Isteri Muhammad Jusuf Kalla itu mencontohkan pengalamannya saat berkunjung ke Papua dan disodorkan kain batik dengan motif Papua.
"Saya tanya ini batik dari mana, mereka bilang batik Jogja tapi motif Papua. Tidak betul kalau dikatakan itu kain batik Papua karena tetap batik Jogja," katanya.
Untuk itu ia meminta agar para perajin tenun di NTT agar fokus pada usaha tenun ikat yang saat ini semakin dikenal masyarakat mancanegara.
Baca juga: Pameran Tenun Sikka digelar pada 15-17 Februari
Apalagi, lanjutnya, masing-masing kabupaten di NTT memiliki ciri khas motif yang berbeda-beda sehingga bisa memperkaya produk kain tenun yang dihasilkan.
"Batik tidak perlu dikerjakan di sini.

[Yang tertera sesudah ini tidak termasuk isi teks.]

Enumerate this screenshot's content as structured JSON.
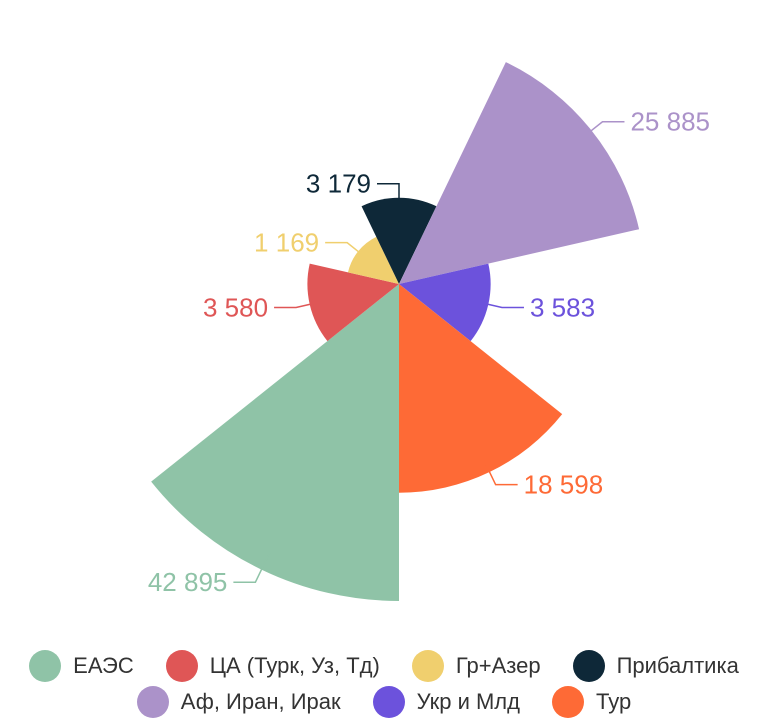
{
  "chart_data": {
    "type": "polar-area",
    "title": "",
    "max_radius_value": 42895,
    "series": [
      {
        "name": "ЕАЭС",
        "value": 42895,
        "label": "42 895",
        "color": "#8fc3a7"
      },
      {
        "name": "ЦА (Турк, Уз, Тд)",
        "value": 3580,
        "label": "3 580",
        "color": "#df5656"
      },
      {
        "name": "Гр+Азер",
        "value": 1169,
        "label": "1 169",
        "color": "#f0cf6e"
      },
      {
        "name": "Прибалтика",
        "value": 3179,
        "label": "3 179",
        "color": "#0e2838"
      },
      {
        "name": "Аф, Иран, Ирак",
        "value": 25885,
        "label": "25 885",
        "color": "#ab92c9"
      },
      {
        "name": "Укр и Млд",
        "value": 3583,
        "label": "3 583",
        "color": "#6c52dc"
      },
      {
        "name": "Тур",
        "value": 18598,
        "label": "18 598",
        "color": "#fe6a36"
      }
    ]
  },
  "legend": {
    "rows": [
      [
        {
          "label": "ЕАЭС",
          "color": "#8fc3a7"
        },
        {
          "label": "ЦА (Турк, Уз, Тд)",
          "color": "#df5656"
        },
        {
          "label": "Гр+Азер",
          "color": "#f0cf6e"
        },
        {
          "label": "Прибалтика",
          "color": "#0e2838"
        }
      ],
      [
        {
          "label": "Аф, Иран, Ирак",
          "color": "#ab92c9"
        },
        {
          "label": "Укр и Млд",
          "color": "#6c52dc"
        },
        {
          "label": "Тур",
          "color": "#fe6a36"
        }
      ]
    ]
  }
}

Seperti halnya kain songket dari Sumatera, sementara di NTT harus perkuat tenun ikatnya," katanya.
Dalam kunjungannya, Mufidah Jusuf Kalla yang didampingi sejumlah jajaran pengurus Dekranas Pusat menggelar dialog sekitar dua jam bersama ratusan penenun di NTT.
Di akhir kegiatan, ia mengunjungi sejumlah stan produk kerajinan tangan seperti tenun ikat, tas anyaman daun pohon lontar, lukisan kayu, perhiasan, dan lainnya yang dihadirkan di lokasi kegiatan.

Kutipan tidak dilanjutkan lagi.